Example of impairment review of proportionate goodwill:
The year-end impairment review is being conducted on a 65% owned subsidiary. At the date of the review, the carrying amount of assets of the subsidiary was 200 million, and goodwill attributable to the parent was 250 million, and the recovery amount of the subsidiary was 400 million.
Now it is necessary to gross up the goodwill so
Gross goodwill= 250*100/65=384.62 million
Now for the purpose of impairment review, the goodwill of 384.62 million and net assets of 200 million form the carrying amount of cash-generating unit.
Carrying amount of:
|Net assets||200 million|
|Recoverable amount||400 million|
|Impairment loss||184.62 million|
The impairment loss, in this case, is less than the total of recognized and unrecognized goodwill, so in this case, goodwill is only impaired, not other assets. Only the parent’s share of goodwill impairment loss will be recorded, i.e.65% of 184.62 million=120.003 million.
Impairment review of gross goodwill:
At the year-end impairment, a review is conducted on 70% owned subsidiary. The carrying amount of net assets was 600 million and gross goodwill of 450 million out of which (60 million allocated to NCI) and the recoverable value of the subsidiary as 700 million.
The impairment review of goodwill is actually the impairment review of goodwill and net assets of NCI as a Cash generating unit for which we can calculate the recoverable value.
|Net assets||600 million|
|Recoverable amount||700 million|
|Impairment loss||350 million|
This impairment loss will be used to write down the value of goodwill so that goodwill will appear in books at 450-350=100 million
In the PL statement, an impairment loss of 350 million will be charged as an extra-operating expense.

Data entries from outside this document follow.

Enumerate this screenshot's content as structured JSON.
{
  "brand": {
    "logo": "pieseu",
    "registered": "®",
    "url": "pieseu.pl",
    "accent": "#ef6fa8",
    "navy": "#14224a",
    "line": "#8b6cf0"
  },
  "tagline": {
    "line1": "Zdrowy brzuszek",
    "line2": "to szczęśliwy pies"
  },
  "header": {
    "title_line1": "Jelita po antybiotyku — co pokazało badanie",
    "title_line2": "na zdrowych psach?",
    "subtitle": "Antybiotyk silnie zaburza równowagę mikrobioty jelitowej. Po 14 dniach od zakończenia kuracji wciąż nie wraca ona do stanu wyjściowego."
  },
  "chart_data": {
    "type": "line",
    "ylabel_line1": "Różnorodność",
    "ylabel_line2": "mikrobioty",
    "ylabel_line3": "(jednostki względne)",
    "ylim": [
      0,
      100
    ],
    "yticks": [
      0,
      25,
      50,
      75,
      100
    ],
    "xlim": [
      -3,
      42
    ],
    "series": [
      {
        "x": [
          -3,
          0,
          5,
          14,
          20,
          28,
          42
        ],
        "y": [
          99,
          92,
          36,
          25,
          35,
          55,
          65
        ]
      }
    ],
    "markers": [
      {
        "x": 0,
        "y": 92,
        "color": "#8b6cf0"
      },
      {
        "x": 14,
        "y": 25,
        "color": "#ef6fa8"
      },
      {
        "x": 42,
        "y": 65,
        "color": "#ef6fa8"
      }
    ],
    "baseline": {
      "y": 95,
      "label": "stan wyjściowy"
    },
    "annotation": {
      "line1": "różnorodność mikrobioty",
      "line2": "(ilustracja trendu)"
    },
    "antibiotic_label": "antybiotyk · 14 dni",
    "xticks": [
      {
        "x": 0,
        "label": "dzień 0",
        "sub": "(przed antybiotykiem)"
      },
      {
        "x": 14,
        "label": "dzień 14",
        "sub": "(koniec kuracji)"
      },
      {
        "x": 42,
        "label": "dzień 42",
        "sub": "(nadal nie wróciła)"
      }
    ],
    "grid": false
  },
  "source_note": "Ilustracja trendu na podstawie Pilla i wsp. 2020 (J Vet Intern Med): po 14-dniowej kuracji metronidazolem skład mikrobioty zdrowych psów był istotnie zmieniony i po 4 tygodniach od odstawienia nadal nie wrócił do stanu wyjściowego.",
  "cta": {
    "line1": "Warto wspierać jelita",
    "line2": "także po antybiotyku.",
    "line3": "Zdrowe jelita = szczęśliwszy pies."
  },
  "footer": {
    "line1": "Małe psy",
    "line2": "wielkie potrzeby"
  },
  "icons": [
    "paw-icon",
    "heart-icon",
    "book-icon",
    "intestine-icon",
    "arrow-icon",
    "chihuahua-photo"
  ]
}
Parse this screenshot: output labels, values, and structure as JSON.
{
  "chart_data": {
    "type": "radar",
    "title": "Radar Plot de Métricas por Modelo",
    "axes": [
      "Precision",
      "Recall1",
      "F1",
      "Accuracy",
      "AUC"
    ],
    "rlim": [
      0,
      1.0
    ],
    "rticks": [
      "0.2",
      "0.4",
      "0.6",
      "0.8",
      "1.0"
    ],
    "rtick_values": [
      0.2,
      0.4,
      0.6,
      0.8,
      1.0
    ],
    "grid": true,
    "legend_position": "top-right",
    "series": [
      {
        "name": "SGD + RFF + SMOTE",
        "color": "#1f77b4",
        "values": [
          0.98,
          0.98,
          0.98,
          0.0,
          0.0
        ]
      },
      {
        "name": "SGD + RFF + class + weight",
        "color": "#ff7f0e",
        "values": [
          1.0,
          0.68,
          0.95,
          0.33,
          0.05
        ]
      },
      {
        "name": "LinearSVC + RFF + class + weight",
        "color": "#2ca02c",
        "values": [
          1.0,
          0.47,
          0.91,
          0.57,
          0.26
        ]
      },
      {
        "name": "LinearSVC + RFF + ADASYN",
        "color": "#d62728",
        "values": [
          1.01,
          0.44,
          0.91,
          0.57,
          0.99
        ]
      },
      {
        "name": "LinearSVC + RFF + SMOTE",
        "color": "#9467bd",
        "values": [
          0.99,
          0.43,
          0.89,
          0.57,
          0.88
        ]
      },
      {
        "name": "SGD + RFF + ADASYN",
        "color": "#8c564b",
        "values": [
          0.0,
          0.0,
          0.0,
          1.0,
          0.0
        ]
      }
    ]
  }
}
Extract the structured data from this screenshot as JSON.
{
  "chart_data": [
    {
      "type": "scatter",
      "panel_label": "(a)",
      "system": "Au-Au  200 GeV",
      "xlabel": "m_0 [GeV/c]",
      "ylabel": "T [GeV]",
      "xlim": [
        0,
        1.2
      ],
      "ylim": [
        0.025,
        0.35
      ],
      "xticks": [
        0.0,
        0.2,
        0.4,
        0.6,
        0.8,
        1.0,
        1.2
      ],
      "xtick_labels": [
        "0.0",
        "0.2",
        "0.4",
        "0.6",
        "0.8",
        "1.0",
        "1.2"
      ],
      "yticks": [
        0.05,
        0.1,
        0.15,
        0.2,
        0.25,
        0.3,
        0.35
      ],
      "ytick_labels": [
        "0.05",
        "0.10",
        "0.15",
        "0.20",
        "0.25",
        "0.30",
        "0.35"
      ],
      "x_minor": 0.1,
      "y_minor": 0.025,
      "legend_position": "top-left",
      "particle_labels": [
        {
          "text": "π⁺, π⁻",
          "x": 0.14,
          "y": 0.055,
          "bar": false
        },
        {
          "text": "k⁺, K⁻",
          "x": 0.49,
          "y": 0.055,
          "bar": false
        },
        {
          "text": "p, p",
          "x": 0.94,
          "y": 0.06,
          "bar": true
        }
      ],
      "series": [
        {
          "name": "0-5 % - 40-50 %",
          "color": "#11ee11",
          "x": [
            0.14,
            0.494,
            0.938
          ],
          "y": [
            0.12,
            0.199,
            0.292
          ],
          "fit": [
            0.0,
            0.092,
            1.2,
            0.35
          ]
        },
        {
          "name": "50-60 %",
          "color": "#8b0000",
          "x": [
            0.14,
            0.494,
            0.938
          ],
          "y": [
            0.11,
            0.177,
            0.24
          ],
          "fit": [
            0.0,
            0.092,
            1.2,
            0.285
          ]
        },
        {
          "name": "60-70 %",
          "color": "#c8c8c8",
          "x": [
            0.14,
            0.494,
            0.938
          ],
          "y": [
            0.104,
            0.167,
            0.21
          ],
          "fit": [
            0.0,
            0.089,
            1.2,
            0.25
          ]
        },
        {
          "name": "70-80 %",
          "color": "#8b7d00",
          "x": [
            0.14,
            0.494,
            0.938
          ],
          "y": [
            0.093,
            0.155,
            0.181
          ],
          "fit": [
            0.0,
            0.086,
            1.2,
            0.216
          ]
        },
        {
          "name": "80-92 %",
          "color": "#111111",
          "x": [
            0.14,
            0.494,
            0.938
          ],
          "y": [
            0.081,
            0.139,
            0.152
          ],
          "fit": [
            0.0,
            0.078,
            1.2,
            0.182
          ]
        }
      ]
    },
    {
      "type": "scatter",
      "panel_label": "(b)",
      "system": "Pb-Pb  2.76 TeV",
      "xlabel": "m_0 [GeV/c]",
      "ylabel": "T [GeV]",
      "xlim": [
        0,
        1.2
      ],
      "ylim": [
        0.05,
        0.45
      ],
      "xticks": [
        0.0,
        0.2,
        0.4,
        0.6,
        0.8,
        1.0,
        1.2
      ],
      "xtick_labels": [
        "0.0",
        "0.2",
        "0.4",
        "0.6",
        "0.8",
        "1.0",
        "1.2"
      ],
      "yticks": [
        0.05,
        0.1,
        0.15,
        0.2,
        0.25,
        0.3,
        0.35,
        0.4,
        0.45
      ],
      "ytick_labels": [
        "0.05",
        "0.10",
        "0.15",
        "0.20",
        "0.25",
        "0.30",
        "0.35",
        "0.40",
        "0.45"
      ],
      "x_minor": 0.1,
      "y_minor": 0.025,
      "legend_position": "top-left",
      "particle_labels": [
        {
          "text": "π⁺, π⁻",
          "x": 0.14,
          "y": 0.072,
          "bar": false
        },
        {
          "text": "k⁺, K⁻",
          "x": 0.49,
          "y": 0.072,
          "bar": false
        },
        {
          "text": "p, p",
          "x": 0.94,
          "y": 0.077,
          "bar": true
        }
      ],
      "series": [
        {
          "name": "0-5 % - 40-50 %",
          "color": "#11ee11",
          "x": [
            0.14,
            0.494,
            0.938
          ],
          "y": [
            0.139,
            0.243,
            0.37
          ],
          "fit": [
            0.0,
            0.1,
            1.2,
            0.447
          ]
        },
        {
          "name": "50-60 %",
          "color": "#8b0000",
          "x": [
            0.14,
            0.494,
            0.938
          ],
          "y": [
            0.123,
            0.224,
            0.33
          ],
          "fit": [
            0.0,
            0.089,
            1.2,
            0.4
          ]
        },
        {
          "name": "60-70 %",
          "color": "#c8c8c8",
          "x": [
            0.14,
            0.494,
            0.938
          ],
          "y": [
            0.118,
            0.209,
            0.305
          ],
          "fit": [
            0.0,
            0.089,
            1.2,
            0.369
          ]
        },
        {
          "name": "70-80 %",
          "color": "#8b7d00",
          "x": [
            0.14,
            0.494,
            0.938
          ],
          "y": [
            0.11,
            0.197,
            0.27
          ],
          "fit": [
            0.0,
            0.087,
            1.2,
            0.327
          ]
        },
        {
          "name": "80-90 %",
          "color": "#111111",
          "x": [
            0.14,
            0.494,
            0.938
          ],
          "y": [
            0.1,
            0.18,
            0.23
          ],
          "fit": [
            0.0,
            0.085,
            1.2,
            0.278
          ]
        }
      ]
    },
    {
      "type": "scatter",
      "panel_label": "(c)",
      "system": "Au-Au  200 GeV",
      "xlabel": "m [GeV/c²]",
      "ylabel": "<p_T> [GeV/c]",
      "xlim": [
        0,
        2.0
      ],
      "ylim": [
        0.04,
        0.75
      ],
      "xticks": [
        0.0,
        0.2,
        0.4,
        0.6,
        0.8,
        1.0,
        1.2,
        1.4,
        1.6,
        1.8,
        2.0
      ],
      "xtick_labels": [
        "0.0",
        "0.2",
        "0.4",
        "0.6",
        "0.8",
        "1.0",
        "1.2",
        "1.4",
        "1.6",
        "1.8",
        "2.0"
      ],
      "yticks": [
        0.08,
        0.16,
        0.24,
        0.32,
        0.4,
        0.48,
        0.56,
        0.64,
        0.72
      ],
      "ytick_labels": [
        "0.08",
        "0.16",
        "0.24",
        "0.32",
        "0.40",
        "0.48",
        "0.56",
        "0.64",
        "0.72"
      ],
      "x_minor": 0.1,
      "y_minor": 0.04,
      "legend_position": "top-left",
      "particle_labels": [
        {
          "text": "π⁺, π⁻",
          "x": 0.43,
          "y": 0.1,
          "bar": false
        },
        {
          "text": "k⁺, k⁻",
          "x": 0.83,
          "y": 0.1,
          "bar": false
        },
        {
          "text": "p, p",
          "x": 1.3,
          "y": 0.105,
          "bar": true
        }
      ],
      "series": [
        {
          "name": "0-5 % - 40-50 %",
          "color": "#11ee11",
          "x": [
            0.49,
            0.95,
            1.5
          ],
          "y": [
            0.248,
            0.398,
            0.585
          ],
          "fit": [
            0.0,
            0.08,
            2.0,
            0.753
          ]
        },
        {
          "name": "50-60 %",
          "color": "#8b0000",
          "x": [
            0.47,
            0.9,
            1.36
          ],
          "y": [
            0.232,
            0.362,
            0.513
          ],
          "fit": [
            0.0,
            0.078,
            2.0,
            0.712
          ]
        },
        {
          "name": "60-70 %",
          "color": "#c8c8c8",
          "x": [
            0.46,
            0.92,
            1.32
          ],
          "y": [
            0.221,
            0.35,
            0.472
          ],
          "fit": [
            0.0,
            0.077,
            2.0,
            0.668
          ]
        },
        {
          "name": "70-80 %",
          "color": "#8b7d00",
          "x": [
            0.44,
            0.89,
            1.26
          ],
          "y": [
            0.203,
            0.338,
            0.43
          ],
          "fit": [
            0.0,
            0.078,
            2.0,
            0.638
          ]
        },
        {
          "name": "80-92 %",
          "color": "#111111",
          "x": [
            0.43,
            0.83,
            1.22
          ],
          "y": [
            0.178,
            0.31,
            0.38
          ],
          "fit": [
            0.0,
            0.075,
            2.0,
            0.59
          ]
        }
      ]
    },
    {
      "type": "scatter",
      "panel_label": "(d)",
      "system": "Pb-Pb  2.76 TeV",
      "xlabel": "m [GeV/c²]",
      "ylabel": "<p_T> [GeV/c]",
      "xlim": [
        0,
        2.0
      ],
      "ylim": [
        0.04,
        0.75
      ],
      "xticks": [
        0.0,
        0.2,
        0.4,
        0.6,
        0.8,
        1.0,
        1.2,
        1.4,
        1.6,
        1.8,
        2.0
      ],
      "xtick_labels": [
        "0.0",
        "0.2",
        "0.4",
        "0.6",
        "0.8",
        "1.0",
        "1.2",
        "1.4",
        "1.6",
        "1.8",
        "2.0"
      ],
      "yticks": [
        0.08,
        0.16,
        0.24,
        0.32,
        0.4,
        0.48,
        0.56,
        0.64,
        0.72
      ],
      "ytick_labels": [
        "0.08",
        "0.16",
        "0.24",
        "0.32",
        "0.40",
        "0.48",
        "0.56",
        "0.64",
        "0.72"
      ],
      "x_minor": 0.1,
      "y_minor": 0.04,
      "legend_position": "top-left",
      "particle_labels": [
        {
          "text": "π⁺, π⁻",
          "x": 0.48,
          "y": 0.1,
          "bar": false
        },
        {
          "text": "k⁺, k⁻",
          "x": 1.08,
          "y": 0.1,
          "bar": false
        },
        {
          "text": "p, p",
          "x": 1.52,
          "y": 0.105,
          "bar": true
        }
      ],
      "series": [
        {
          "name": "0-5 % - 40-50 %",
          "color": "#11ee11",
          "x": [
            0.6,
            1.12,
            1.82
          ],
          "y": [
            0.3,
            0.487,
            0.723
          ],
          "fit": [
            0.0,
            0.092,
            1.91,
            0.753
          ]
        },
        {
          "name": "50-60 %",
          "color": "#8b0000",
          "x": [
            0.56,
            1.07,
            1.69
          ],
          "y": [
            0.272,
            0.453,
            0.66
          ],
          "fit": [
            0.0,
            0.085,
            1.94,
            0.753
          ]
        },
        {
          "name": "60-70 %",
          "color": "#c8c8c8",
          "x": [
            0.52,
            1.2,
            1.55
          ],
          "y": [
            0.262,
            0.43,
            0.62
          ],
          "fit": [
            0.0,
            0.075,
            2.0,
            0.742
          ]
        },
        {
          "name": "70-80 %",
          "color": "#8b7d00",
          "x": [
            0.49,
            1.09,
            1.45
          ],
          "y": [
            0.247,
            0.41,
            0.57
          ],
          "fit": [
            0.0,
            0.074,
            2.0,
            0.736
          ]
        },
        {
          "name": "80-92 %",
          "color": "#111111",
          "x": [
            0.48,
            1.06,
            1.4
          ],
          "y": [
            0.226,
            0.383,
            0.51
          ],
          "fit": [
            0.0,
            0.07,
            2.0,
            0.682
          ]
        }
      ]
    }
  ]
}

How to perform an impairment test for goodwill?
- Start impair testing early. Goodwill can be tested earlier at the beginning. If any impairment indicator arises between the testing date and balance sheet date, the impairment assessment should be updated.
- Comply with the disclosure requirements such as
- Key assumptions on which management bases its cash flow projections
- The period over which cash flows have been projected
- The growth rate used to extrapolate cash flow projections beyond the period covered by budgets.
- Allocate goodwill to the appropriate Cash generating units: Goodwill doesn’t generate cash flow independently, so the recoverable value can’t be independently measured. So, goodwill acquired in the acquisition is allocated from the acquisition date to each of the Cash generating units that are expected to take advantage of the synergy.
- Make sure that the cash flows are consistent with the assets being tested. They must match with each other.
- Reconcile the final result by comparing it with the external market data and check whether the economic assumptions made earlier still make sense.
- Pay attention to market capitalization. If the market capitalization is lower than the value in use, then the assumptions made about the market environment can be challenged.
- Cash flows used in the impairment calculations should be reasonable: Forecasts made in the previous months need to be rechecked and reassessed. Forecasts should be made on the latest management budgets. Greater weightage should be given to evidence sourced from outside.
- Value in use should comply with the standard.